Um deles contemplou meditativamente os jardins, como se visse uma visão longínqua.

- Chegará até ela, e sentará em seus joelhos murmurou. - Ela lhe falará das coisas que ponderou em seu coração e sobre as quais não falará a outro homem. Tem poucos anos mais do que o próprio Lucano, e também terá de sofrer sua angústia, que aceitou na noite da Anunciação Angélica. Ele verá sua beleza e doçura e ouvirá sua meia voz. Mas isso será no futuro, não está prescrito para agora.

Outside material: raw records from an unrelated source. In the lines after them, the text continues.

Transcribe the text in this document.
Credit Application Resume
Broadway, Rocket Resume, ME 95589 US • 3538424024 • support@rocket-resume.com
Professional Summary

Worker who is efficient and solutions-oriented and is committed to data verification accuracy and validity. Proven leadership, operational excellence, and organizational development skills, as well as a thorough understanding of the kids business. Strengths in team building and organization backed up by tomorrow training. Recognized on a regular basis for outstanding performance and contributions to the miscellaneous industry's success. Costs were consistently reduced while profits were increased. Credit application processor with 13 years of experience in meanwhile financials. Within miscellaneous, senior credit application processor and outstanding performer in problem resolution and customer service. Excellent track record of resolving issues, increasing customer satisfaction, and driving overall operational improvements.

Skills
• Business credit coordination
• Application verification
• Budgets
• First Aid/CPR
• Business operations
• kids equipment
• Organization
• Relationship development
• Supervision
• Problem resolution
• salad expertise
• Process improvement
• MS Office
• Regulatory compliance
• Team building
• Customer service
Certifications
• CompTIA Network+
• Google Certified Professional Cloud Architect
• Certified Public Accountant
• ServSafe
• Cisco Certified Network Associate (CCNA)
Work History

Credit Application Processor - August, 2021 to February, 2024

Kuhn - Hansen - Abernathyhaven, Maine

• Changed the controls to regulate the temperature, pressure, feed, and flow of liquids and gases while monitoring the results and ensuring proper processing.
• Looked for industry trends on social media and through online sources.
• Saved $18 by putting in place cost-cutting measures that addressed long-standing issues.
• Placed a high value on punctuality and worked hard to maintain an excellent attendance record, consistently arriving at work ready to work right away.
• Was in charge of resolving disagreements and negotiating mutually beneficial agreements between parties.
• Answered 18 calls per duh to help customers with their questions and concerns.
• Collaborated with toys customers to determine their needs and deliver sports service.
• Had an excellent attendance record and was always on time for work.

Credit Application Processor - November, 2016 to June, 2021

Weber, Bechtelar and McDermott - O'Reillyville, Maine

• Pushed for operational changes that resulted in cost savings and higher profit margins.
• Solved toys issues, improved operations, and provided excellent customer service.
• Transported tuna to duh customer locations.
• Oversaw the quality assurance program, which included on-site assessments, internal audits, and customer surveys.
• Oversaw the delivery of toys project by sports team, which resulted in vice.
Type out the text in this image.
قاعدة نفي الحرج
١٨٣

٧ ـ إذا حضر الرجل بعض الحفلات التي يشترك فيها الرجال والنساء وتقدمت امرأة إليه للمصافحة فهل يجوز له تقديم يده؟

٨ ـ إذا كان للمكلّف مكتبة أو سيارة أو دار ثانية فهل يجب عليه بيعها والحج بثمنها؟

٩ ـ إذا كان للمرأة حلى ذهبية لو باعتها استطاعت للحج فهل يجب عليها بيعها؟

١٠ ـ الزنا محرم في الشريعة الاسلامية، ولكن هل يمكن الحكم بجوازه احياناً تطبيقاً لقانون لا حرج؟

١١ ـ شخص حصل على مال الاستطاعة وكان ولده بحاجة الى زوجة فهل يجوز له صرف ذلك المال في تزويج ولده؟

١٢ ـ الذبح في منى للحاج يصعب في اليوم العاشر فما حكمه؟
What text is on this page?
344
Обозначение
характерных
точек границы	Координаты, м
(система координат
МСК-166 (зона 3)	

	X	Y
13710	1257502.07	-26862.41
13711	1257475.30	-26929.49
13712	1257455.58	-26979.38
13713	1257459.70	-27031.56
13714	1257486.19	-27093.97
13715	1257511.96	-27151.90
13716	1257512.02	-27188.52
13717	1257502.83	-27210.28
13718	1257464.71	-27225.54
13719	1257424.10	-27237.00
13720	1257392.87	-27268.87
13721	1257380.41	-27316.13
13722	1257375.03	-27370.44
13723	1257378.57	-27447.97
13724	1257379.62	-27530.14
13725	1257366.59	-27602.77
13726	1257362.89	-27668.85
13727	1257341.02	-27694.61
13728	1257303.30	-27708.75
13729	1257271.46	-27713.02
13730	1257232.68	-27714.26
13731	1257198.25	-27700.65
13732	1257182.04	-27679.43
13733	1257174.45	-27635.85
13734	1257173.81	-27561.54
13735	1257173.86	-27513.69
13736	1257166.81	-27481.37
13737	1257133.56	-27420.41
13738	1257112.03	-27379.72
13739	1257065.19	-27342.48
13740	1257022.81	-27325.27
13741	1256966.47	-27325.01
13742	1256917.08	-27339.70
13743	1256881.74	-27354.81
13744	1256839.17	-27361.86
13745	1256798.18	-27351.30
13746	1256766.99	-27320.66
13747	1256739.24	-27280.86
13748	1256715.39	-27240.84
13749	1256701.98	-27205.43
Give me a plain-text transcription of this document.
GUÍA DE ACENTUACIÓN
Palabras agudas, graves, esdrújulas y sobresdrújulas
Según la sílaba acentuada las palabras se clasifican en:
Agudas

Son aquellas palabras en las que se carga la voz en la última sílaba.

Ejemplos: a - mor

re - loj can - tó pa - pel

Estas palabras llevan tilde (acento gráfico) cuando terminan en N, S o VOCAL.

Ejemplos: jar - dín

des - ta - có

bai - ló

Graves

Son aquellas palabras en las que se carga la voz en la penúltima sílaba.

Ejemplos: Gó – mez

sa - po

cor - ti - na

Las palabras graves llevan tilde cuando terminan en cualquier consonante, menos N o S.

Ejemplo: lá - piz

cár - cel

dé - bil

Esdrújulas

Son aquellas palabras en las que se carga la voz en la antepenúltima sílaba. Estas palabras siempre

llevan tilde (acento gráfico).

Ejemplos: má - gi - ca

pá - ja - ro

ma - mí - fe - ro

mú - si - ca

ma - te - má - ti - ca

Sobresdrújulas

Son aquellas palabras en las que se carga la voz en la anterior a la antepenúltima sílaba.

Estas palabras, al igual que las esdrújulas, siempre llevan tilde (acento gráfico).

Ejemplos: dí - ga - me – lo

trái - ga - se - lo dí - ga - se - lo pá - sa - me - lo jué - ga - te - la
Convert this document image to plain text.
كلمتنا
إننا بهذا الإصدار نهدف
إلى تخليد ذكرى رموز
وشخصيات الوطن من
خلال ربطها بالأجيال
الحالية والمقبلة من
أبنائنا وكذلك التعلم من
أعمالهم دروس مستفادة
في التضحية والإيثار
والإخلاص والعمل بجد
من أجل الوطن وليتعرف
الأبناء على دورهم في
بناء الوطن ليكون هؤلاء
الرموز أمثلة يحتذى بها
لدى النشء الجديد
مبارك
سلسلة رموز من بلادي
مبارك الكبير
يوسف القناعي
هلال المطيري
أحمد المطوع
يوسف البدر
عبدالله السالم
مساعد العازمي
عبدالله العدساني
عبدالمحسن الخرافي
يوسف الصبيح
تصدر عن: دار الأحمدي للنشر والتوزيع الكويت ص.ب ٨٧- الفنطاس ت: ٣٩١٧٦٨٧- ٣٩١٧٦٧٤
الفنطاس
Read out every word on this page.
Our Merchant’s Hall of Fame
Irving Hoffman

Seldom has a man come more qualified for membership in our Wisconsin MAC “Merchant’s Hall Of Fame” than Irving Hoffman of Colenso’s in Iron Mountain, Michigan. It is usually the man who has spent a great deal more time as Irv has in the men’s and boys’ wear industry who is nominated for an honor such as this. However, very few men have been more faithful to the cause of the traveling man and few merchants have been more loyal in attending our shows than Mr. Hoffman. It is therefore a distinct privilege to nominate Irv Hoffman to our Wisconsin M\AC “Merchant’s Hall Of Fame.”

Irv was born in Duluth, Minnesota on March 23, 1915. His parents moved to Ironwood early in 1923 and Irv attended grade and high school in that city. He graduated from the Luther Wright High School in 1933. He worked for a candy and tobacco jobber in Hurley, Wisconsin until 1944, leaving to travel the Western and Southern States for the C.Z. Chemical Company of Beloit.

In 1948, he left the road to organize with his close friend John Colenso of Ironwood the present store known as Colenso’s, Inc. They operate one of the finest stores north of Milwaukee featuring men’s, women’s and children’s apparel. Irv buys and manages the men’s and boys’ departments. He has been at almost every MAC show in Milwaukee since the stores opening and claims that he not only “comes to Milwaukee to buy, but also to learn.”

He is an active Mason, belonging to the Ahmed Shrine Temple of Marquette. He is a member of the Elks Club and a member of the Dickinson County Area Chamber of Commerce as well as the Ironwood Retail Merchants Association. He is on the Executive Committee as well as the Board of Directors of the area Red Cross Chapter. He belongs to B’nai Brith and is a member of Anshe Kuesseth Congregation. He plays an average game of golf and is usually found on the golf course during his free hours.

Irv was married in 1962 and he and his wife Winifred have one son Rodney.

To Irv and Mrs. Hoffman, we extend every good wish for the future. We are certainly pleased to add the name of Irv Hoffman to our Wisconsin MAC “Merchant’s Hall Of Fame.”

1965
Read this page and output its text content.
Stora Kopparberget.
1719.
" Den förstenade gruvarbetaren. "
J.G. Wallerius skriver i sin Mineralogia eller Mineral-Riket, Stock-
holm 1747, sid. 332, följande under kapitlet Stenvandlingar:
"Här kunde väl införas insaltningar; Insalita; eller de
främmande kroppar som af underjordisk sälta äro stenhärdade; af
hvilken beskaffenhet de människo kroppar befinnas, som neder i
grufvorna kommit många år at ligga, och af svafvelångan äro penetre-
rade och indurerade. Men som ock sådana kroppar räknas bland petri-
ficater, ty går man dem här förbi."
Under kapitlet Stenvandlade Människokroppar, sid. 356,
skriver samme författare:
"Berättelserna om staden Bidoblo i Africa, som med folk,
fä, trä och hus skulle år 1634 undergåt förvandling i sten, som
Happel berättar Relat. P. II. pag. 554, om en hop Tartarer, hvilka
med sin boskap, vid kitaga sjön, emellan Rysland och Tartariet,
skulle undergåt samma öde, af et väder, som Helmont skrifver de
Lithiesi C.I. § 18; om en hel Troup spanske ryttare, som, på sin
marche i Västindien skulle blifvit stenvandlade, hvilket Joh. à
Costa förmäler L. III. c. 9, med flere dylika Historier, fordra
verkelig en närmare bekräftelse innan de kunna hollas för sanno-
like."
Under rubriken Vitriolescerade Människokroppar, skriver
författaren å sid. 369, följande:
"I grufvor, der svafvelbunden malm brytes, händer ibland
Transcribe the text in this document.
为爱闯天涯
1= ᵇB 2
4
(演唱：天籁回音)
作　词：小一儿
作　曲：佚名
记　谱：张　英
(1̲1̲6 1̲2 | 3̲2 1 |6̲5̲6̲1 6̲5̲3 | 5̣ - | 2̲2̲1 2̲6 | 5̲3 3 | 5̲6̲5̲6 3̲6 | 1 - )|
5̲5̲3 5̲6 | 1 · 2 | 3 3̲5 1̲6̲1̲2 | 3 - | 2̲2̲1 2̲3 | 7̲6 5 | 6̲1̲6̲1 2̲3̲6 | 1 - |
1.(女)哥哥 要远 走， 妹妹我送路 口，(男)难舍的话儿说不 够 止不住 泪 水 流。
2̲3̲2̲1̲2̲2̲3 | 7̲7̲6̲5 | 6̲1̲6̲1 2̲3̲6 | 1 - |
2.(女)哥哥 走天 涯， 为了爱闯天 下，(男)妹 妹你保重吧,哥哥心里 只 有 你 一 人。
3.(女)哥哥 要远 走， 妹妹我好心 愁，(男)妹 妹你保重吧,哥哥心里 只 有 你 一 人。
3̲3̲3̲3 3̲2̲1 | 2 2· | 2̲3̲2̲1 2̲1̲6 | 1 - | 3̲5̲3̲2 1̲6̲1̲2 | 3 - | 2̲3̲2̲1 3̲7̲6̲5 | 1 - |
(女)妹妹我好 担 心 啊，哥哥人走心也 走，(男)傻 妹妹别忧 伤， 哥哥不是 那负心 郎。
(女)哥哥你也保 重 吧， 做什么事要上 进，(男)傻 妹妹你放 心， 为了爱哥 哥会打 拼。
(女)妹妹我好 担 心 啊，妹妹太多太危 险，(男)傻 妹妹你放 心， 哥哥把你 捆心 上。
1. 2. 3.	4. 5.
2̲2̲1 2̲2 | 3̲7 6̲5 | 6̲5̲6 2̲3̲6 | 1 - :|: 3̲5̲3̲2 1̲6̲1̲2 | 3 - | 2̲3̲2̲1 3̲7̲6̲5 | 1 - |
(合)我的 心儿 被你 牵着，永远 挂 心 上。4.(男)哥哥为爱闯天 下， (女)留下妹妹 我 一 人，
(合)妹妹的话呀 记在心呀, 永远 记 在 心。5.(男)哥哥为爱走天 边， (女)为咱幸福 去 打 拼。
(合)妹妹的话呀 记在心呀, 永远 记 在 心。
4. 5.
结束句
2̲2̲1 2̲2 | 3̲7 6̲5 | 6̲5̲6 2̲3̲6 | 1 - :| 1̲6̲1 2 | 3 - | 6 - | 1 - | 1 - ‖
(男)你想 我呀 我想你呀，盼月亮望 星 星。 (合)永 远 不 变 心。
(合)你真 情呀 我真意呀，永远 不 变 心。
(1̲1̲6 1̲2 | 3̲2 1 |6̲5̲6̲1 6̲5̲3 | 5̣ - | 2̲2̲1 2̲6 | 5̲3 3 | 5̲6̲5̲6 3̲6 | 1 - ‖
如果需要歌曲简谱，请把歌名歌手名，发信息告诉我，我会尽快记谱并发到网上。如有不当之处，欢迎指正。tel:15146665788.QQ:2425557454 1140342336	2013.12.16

- Eu desejei vê-la, tocar seu manto disse Keptah, a voz trêmula. - Sonhei com a visão do menino recém-nascido em seus braços.

- Tu a verás disse um dos estrangeiros, em voz baixa. – Se não a vires aqui, hás de vê-la no céu.

- Misteriosos são os caminhos de Deus disse ainda outro. - Nós só podemos obedecer.

- Eu nada tenho a dar, disse Keptah.

- Estás dando tua vida. És fiel e cheio de conhecimento.

Keptah levantou-se, depois inclinou-se e beijou a barra do manto dos estrangeiros, os olhos nublados pelas lágrimas. Eles ergueram-no, beijaram-no e deixaram-no, dirigindo-se para o edifício de granito que ficava a distância.

- Dai-me sabedoria murmurou Keptah quando eles se afastaram.

Lucano surgiu, passando pela porta que ficara aberta, deslumbrado, pestanejando, e encontrou Keptah sozinho. O rapaz e o homem contemplaram-se mutuamente, demasiado repletos de pensamentos para poderem falar durante algum tempo. Depois, Lucano disse:

- Quem eram aqueles homens? Parecem reis.

- São reis disse Keptah, delicadamente. - São os reis Magos[32].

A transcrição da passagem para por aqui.